Specifically set in the Marvel Cinematic Universe, "Marvel's Guardians of the Galaxy Prelude" #1 has the same spirit as the volume of "Guardians of the Galaxy" that inspired the film's cast of characters, in no small part due to the contributions of Dan Abnett and Andy Lanning.

This two-issue series is the forerunner to the cinematic version of the Guardians, less about the team to be featured in "Marvel's Guardians of the Galaxy" film than it is about the galaxy that team inhabits. The Infinite Comic released earlier in the week adds depth to the story here, but Abnett and Lanning provide more than enough for readers to sink their teeth in to with the painful origin of Nebula. Much of "Marvel's Guardians of the Galaxy Prelude" #1 is set in flashback and, in doing so, brings up Nebula's shared past with Gamora under the tutelage of Thanos. Abnett and Lanning take the readers into Nebula's mind and help define her drive, in the process explaining her relationship with Gamora quite thoroughly. In doing this the duo provides readers with a smart balance of character and action.

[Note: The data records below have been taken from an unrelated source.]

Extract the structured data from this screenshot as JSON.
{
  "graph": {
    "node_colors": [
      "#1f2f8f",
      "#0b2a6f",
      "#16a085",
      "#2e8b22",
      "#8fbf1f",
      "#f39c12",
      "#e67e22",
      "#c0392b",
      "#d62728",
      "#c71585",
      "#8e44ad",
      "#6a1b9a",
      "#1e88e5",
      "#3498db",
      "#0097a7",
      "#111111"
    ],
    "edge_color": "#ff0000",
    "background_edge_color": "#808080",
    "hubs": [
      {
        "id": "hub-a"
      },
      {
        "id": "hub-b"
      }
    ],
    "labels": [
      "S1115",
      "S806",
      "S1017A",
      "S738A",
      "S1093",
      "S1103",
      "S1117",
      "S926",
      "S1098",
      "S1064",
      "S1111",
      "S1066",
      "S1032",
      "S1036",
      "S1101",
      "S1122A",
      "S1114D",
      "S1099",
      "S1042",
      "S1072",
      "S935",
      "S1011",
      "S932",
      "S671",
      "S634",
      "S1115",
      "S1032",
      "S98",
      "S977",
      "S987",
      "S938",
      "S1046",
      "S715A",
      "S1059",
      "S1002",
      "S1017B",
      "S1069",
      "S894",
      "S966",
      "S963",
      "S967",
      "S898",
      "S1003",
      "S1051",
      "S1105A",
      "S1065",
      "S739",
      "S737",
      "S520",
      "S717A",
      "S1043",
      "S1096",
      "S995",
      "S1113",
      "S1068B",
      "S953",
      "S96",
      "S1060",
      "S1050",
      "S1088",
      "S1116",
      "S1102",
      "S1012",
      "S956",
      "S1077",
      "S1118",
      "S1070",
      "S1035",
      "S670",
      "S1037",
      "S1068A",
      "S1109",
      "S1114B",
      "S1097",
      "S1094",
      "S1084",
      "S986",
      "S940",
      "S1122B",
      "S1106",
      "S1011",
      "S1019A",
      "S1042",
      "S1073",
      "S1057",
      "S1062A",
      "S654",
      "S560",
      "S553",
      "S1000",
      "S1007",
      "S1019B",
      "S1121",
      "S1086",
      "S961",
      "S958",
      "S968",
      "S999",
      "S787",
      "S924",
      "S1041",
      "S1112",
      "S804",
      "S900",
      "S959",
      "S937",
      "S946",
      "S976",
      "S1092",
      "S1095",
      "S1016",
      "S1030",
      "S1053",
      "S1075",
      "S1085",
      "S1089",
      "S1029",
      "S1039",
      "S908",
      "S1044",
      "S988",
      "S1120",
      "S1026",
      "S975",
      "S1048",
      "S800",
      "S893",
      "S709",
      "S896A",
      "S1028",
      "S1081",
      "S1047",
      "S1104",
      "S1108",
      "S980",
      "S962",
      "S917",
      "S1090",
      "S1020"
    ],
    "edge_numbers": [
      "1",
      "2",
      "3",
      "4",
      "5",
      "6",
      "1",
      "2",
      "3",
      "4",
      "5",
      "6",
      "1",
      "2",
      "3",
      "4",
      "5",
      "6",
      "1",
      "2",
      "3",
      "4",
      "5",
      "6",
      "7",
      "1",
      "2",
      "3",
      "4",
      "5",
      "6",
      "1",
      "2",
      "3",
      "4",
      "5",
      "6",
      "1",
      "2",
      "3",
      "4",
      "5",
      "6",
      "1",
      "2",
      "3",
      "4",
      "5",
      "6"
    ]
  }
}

"Marvel's Guardians of the Galaxy Prelude" #1 is very well drawn, showcasing Wellington Alves' ability to craft worlds and create distinguishable characters. The opening panel of the book fills the top half of the first page with a meticulously crafted utterly gorgeous close-up image of Nebula's face through the blast shield of a helmet, with heads-up readouts lighting the faceplate and stars reflecting on the other side. That composition makes me think that maybe this story was intended to be a digital-first release (or maybe it already was and I somehow missed it) as it would have completely filled the screen with a jaw-dropping introduction to a character designed to give Gamora a run for her money in a "toughest being competition." Alves' work throughout the issue is solid and well-crafted, short on money shots but deep on storytelling. Jay David Ramos' colors trend toward the pastels a bit more than I prefer in my superhero comics, but this is as much a sci-fi adventure as it is a superhero comic. Clayton Cowles' letters are the icing on this interstellar visual cake, giving Nebula's thoughts and memories emotional charge beyond the story and the art.

Given that "Marvel's Guardians of the Galaxy" is being compared to "Star Wars," I hope that is a harbinger of good things to come. As Marvel did between "Star Wars" films back in the 1970s and 1980s, I can only hope they choose to provide readers with comics that continue to expand the Guardians of the Galaxy's universe. So long as Abnett and Lanning are on tap, more, please.